Unfortunately, diagnosing prostate cancer and the pathology work involved in examining diseased cells is complex and even two pathologists looking at the same biopsy tissue may come up with conflicting opinions. Aside from expertise and experience, new technologies, however, can make a difference and can help both the pathologist and clinician.

“Newer molecular tests will be combined with morphology and immunohistochemistry to further our classification and improve prognostication of various GU malignancies. It has already been shown the combination of both molecular and more standard tests are better than either of them by themselves,” said Epstein.

He also said that with modern approaches and technology-centered diagnostics, it is essential that hospitals maximise the role of multidisciplinary teams.

“Every institution should have a routine multi-disciplinary GU Oncology conference attended by urologists, medical oncologists, radiation oncologists, radiologists, and pathologists to go over unusual and problematic cases to insure the best possible treatment for these patients.
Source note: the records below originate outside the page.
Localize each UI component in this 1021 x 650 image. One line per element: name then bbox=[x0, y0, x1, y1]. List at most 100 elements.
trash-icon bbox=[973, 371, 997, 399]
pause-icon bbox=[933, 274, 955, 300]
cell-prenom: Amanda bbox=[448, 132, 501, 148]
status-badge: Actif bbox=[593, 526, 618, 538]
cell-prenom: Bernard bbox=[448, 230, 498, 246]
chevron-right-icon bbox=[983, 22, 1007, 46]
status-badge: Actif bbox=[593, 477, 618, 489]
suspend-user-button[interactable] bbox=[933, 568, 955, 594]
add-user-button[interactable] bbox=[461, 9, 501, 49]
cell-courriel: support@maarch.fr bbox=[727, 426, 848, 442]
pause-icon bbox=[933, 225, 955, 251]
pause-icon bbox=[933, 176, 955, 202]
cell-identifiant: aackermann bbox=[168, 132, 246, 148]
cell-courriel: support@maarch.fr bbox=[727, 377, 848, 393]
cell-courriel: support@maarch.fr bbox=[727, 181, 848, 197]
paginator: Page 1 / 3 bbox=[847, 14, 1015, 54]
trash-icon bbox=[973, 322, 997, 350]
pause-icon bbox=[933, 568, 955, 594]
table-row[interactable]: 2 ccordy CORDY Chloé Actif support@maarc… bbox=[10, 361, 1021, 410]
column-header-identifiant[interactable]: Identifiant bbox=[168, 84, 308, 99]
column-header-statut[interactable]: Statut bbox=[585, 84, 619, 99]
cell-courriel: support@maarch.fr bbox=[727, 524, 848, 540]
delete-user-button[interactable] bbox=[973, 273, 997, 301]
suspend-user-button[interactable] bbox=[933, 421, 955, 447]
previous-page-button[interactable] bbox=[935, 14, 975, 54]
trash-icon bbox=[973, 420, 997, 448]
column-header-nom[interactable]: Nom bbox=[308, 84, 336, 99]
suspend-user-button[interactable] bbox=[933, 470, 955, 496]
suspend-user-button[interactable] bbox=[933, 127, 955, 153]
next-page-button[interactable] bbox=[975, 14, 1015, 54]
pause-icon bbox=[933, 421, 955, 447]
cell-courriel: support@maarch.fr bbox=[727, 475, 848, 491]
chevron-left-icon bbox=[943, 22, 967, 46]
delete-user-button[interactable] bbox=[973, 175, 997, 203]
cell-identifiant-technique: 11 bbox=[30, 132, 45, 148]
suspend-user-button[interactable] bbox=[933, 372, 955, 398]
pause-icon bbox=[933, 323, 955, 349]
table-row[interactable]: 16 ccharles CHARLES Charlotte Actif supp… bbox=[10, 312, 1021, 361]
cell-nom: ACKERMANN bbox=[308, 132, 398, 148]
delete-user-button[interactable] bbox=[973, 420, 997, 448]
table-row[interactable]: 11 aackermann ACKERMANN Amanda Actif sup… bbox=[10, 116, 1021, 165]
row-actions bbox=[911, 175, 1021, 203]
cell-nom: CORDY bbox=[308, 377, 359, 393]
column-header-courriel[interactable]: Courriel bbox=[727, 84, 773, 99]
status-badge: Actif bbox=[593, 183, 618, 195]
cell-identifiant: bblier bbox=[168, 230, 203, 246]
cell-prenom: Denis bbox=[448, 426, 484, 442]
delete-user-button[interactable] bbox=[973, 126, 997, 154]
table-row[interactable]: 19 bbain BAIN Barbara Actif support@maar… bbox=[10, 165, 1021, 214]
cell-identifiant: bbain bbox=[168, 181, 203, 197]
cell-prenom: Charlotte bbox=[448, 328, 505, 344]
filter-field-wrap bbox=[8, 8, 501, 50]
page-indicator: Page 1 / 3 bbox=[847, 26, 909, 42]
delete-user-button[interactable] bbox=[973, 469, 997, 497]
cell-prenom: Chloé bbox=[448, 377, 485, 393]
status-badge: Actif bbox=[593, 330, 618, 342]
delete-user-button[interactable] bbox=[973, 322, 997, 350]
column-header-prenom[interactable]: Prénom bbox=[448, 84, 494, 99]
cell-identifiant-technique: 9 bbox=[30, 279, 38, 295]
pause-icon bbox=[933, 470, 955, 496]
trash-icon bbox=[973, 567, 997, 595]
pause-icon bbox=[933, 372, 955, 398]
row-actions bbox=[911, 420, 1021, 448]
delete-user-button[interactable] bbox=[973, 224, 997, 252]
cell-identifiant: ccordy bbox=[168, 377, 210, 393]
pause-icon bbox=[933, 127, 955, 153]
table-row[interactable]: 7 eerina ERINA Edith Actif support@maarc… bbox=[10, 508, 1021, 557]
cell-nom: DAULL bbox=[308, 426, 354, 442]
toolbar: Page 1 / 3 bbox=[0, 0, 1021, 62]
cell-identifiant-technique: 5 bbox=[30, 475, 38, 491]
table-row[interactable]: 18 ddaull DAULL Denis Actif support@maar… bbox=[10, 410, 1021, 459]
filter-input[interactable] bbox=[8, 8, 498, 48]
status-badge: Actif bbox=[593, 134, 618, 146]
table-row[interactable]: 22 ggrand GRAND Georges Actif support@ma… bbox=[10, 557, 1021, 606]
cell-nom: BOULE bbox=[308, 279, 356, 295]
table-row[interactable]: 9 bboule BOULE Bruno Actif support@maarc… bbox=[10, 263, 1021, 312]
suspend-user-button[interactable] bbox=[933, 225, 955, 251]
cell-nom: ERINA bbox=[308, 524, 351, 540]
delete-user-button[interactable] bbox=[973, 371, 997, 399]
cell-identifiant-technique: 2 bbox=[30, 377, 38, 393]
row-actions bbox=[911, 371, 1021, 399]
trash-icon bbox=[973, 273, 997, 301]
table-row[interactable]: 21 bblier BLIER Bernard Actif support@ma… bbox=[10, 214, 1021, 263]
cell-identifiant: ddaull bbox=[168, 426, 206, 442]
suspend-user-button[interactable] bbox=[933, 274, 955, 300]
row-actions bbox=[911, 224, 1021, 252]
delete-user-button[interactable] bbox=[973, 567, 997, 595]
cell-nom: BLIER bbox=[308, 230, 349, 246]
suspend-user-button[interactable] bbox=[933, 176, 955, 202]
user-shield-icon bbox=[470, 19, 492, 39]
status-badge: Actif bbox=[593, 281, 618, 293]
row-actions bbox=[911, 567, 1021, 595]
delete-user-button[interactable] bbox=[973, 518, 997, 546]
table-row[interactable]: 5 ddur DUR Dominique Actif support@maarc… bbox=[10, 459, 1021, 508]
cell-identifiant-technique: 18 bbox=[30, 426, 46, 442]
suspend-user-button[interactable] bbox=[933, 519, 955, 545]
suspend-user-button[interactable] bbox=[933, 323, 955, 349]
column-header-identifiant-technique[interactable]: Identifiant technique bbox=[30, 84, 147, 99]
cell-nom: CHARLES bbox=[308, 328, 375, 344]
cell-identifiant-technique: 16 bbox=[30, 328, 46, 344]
Follow-up on the same cases should also be presented so that everyone can learn on the success of the conference recommendations,” he added.

Not only a medical scientist, Epstein as an educator highlights the importance of knowledge and skills-sharing.

“Meetings like the EMUS are one of the best ways to disseminate the latest information about GU malignancies to a multi-disciplinary audience. In contrast to publications, these meetings allow back and forth dialogue between the disciplines,” he said. “For example, as it relates to my discipline, it allows GU oncologists to ask questions to a urological pathology expert and for me to hear about how our diagnoses affect therapy and what additional pathological issues need clarification.”

Future developments

Asked what he expects to be major developments in the coming years, Epstein said he sees a more expanded role of so-called ‘personalised treatment.’

Epstein: “Therapies in 10 years from now will be more “personalised” to specific genetic abnormalities within the patient’s own specific tumor. However, these molecular findings will still need to be taken in the context of routine morphology and special testing done by pathologists which will also evolve over the next decade. In 10 years, there will also be additional tests to better identify those indolent tumors that may be more safely followed.”

He mentioned that by far the most numerous changes in the classification of GU malignancies have been in renal cell carcinoma. “In the not too distant past, tumors were classified descriptively as ‘clear cell, ‘papillary’ and ‘eosinophilic.’ Currently, these general non-specific terms have been replaced by a more precise classification based on a combination of clinical, cytogenetics, immunohistochemistry, and molecular findings.

Nonetheless, there is still a greater percentage of renal cell carcinomas that currently remain unclassified compared to any other GU organ.”

In the next decade, according to Epstein, it is likely that this unclassified category in renal cancer will shrink as new entities are discovered.

“The correct diagnosis of these new subtypes of renal cell carcinoma, some of which can only be done in select centers, is not that critical since for most of them the treatment does not differ. Hopefully, this will change in the future with more targeted therapies,” said Epstein.

The EMUC symposium programme will also feature a lecture on the 8th edition of the TNM staging (AJCC and UICC) of the genitourinary tumors with M. B. Amin (USA) focusing on the implications from January 2017 and beyond. The lecture will be followed by a round table forum on the topic “From morphology to personalised medicine in genitourinary cancers.”